Elle soutient que le devis du 09 juillet 2019 a été signé dans le cadre d’un démarchage à domicile, et que M. [E] a violé la législation d’ordre public sur les contrats conclus hors établissement, toutes les mentions obligatoires n’y figurant pas, et qu’en conséquence, le marché de travaux objet du devis du 09 juillet 2019 est nul.
Subsidiairement, elle soutient qu’il doit être résolu en raison des dommages causés par l’entrepreneur lors de la réalisation des travaux prévus par le devis du 14 mars 2019, travaux exécutés les 29, 30 et 31 octobre 2019, soit postérieurement à la date du deuxième devis, et de la violence morale exercée sur elle par M. [E].
Très subsidiairement, sur le préjudice, elle soutient que l’entrepreneur ne rapporte pas la preuve du montant du bénéfice net qu’il aurait perdu du fait de l’absence de réalisation des travaux.
Par ailleurs, elle soutient que M. [E] a un trop perçu relatif au marché du 14 mars 2019 car il s’agissait d’un marché à forfait pour lequel aucun supplément n’était prévu, et car elle n’a pas accepté de travaux supplémentaires.
Dans ses dernières conclusions transmises par voie électronique le 24 août 2021, M. [N] [E], intimé, demande à la cour, au visa de l’article 1231-1 du code civil, de :
Rejetant toutes conclusions contraires,
— condamner Mme [T] à lui payer la somme de 10.514,21 euros au titre du préjudice subi par le défaut d’exécution du chantier, outre celle de 2 000 euros à titre de dommages-intérêts pour résistance abusive, et 2 000 euros en application de l’article 700 du code de procédure civile ainsi que les entiers dépens.
Il soutient qu’il n’a pas démarché Mme [T], le contexte du premier marché venant ruiner la thèse du démarchage à domicile dans la mesure où les parties étaient déjà en relations d’affaires. Il soutient que l’invocation des dispositions du code de la consommation relatives au démarchage à domicile est parfaitement inopérante.
S’agissant de la résolution du marché, il conteste les dommages occasionnés à la propriété de Mme [T], et la violence morale.
Sur le préjudice, il reconnaît qu’il ne devra pas reverser la TVA ; il dit en revanche que les matériaux sont restés en possession de Mme [T]. Il soutient que le montant HT du devis doit lui être remboursé.
Sur la demande de restitution d’un trop-perçu sur le marché du 14 mars 2019, il soutient que le devis ne revêtait pas les caractéristiques d’un marché à forfait, et que la facture a été acceptée et réglée par Mme [T] qui a reconnu son bien-fondé.

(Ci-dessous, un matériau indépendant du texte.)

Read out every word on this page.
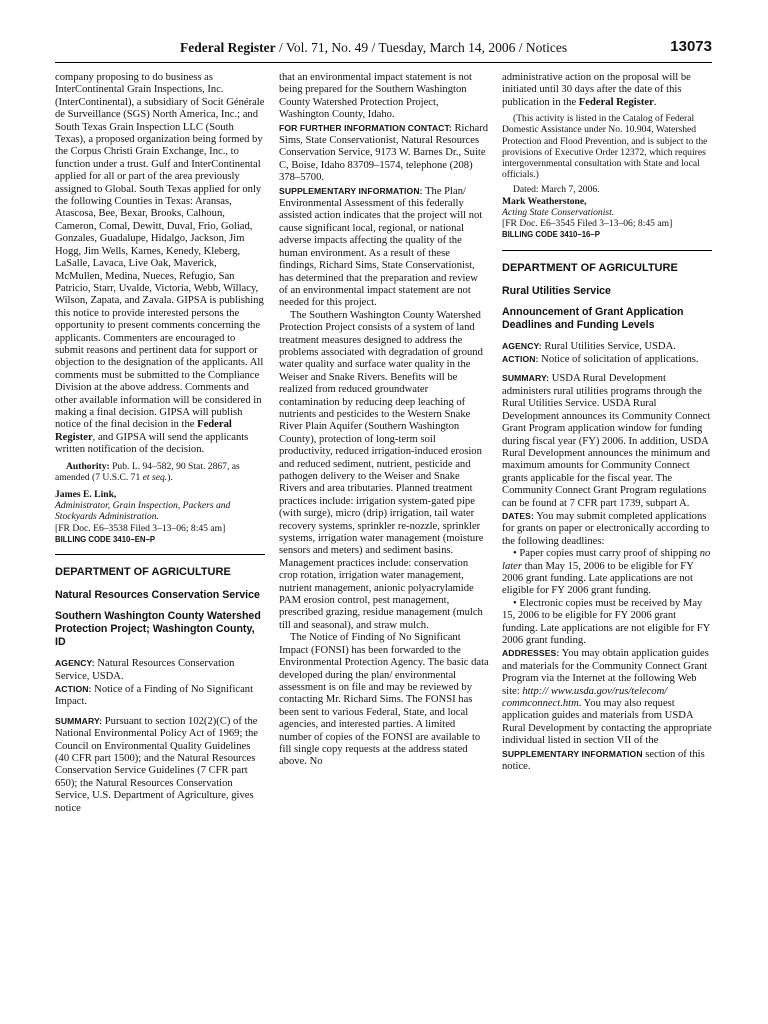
Federal Register / Vol. 71, No. 49 / Tuesday, March 14, 2006 / Notices	13073

company proposing to do business as InterContinental Grain Inspections, Inc. (InterContinental), a subsidiary of Socit Générale de Surveillance (SGS) North America, Inc.; and South Texas Grain Inspection LLC (South Texas), a proposed organization being formed by the Corpus Christi Grain Exchange, Inc., to function under a trust. Gulf and InterContinental applied for all or part of the area previously assigned to Global. South Texas applied for only the following Counties in Texas: Aransas, Atascosa, Bee, Bexar, Brooks, Calhoun, Cameron, Comal, Dewitt, Duval, Frio, Goliad, Gonzales, Guadalupe, Hidalgo, Jackson, Jim Hogg, Jim Wells, Karnes, Kenedy, Kleberg, LaSalle, Lavaca, Live Oak, Maverick, McMullen, Medina, Nueces, Refugio, San Patricio, Starr, Uvalde, Victoria, Webb, Willacy, Wilson, Zapata, and Zavala. GIPSA is publishing this notice to provide interested persons the opportunity to present comments concerning the applicants. Commenters are encouraged to submit reasons and pertinent data for support or objection to the designation of the applicants. All comments must be submitted to the Compliance Division at the above address. Comments and other available information will be considered in making a final decision. GIPSA will publish notice of the final decision in the Federal Register, and GIPSA will send the applicants written notification of the decision.

Authority: Pub. L. 94–582, 90 Stat. 2867, as amended (7 U.S.C. 71 et seq.).

James E. Link,

Administrator, Grain Inspection, Packers and Stockyards Administration.

[FR Doc. E6–3538 Filed 3–13–06; 8:45 am]

BILLING CODE 3410–EN–P

DEPARTMENT OF AGRICULTURE
Natural Resources Conservation Service
Southern Washington County Watershed Protection Project; Washington County, ID

AGENCY: Natural Resources Conservation Service, USDA.

ACTION: Notice of a Finding of No Significant Impact.

SUMMARY: Pursuant to section 102(2)(C) of the National Environmental Policy Act of 1969; the Council on Environmental Quality Guidelines (40 CFR part 1500); and the Natural Resources Conservation Service Guidelines (7 CFR part 650); the Natural Resources Conservation Service, U.S. Department of Agriculture, gives notice

that an environmental impact statement is not being prepared for the Southern Washington County Watershed Protection Project, Washington County, Idaho.

FOR FURTHER INFORMATION CONTACT: Richard Sims, State Conservationist, Natural Resources Conservation Service, 9173 W. Barnes Dr., Suite C, Boise, Idaho 83709–1574, telephone (208) 378–5700.

SUPPLEMENTARY INFORMATION: The Plan/ Environmental Assessment of this federally assisted action indicates that the project will not cause significant local, regional, or national adverse impacts affecting the quality of the human environment. As a result of these findings, Richard Sims, State Conservationist, has determined that the preparation and review of an environmental impact statement are not needed for this project.

The Southern Washington County Watershed Protection Project consists of a system of land treatment measures designed to address the problems associated with degradation of ground water quality and surface water quality in the Weiser and Snake Rivers. Benefits will be realized from reduced groundwater contamination by reducing deep leaching of nutrients and pesticides to the Western Snake River Plain Aquifer (Southern Washington County), protection of long-term soil productivity, reduced irrigation-induced erosion and reduced sediment, nutrient, pesticide and pathogen delivery to the Weiser and Snake Rivers and area tributaries. Planned treatment practices include: irrigation system-gated pipe (with surge), micro (drip) irrigation, tail water recovery systems, sprinkler re-nozzle, sprinkler systems, irrigation water management (moisture sensors and meters) and sediment basins. Management practices include: conservation crop rotation, irrigation water management, nutrient management, anionic polyacrylamide PAM erosion control, pest management, prescribed grazing, residue management (mulch till and seasonal), and straw mulch.

The Notice of Finding of No Significant Impact (FONSI) has been forwarded to the Environmental Protection Agency. The basic data developed during the plan/ environmental assessment is on file and may be reviewed by contacting Mr. Richard Sims. The FONSI has been sent to various Federal, State, and local agencies, and interested parties. A limited number of copies of the FONSI are available to fill single copy requests at the address stated above. No

administrative action on the proposal will be initiated until 30 days after the date of this publication in the Federal Register.

(This activity is listed in the Catalog of Federal Domestic Assistance under No. 10.904, Watershed Protection and Flood Prevention, and is subject to the provisions of Executive Order 12372, which requires intergovernmental consultation with State and local officials.)

Dated: March 7, 2006.

Mark Weatherstone,

Acting State Conservationist.

[FR Doc. E6–3545 Filed 3–13–06; 8:45 am]

BILLING CODE 3410–16–P

DEPARTMENT OF AGRICULTURE
Rural Utilities Service
Announcement of Grant Application Deadlines and Funding Levels

AGENCY: Rural Utilities Service, USDA.

ACTION: Notice of solicitation of applications.

SUMMARY: USDA Rural Development administers rural utilities programs through the Rural Utilities Service. USDA Rural Development announces its Community Connect Grant Program application window for funding during fiscal year (FY) 2006. In addition, USDA Rural Development announces the minimum and maximum amounts for Community Connect grants applicable for the fiscal year. The Community Connect Grant Program regulations can be found at 7 CFR part 1739, subpart A.

DATES: You may submit completed applications for grants on paper or electronically according to the following deadlines:

• Paper copies must carry proof of shipping no later than May 15, 2006 to be eligible for FY 2006 grant funding. Late applications are not eligible for FY 2006 grant funding.

• Electronic copies must be received by May 15, 2006 to be eligible for FY 2006 grant funding. Late applications are not eligible for FY 2006 grant funding.

ADDRESSES: You may obtain application guides and materials for the Community Connect Grant Program via the Internet at the following Web site: http:// www.usda.gov/rus/telecom/ commconnect.htm. You may also request application guides and materials from USDA Rural Development by contacting the appropriate individual listed in section VII of the SUPPLEMENTARY INFORMATION section of this notice.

L’ordonnance de clôture est intervenue le 18 avril 2023.
L’affaire a été examinée à l’audience du 9 mai 2023.
Motifs de la décision :
Sur le marché de travaux objet du devis du 9 juillet 2019 :
Sur la nullité du contrat pour violation des règles du démarchage à domicile :
L’article L221-1 du Code de la consommation, dans sa version en vigueur du 1er juillet 2016 au 1er octobre 2021, définit le contrat hors établissement comme tout contrat conclu entre un professionnel et un consommateur :
a) Dans un lieu qui n’est pas celui où le professionnel exerce son activité en permanence ou de manière habituelle, en la présence physique simultanée des parties, y compris à la suite d’une sollicitation ou d’une offre faite par le consommateur ;
b) Ou dans le lieu où le professionnel exerce son activité en permanence ou de manière habituelle ou au moyen d’une technique de communication à distance, immédiatement après que le consommateur a été sollicité personnellement et individuellement dans un lieu différent de celui où le professionnel exerce en permanence ou de manière habituelle son activité et où les parties étaient, physiquement et simultanément, présentes ;
c) Ou pendant une excursion organisée par le professionnel ayant pour but ou pour effet de promouvoir et de vendre des biens ou des services au consommateur.
Ces opérations doivent faire l’objet d’un contrat dont un exemplaire est remis au client, exemplaire qui doit comporter un certain nombre de mentions à peine de nullité.
En l’espèce, Monsieur [E] est un professionnel du bâtiment, et Madame [T] est une consommatrice.
Mme [T] soutient que Monsieur [E] l’a démarchée à son domicile pour effectuer des travaux chez elle, et que dès lors les dispositions relatives au démarchage à domicile s’appliquent à son profit. C’est à Mme [T] d’apporter la preuve que l’on se trouve dans le cadre d’un démarchage à domicile.
Madame [T] se prévaut d’une attestation de M. [C] qui indique avoir vu au printemps 2019 le camion de M. [E] stationné chez Mme [P] et M. [E] chez Mme [T] en discussion.
Elle se prévaut d’une attestation de Madame [P], sa soeur, qui indique : « Me trouvant à [Localité 5] l’été 2019 où j’ai une maison secondaire, Monsieur [E] m’a ramené les clés de ma maison est allé chez ma s’ur, pour voir si elle avait des travaux à faire, ensuite lui a envoyé le devis ».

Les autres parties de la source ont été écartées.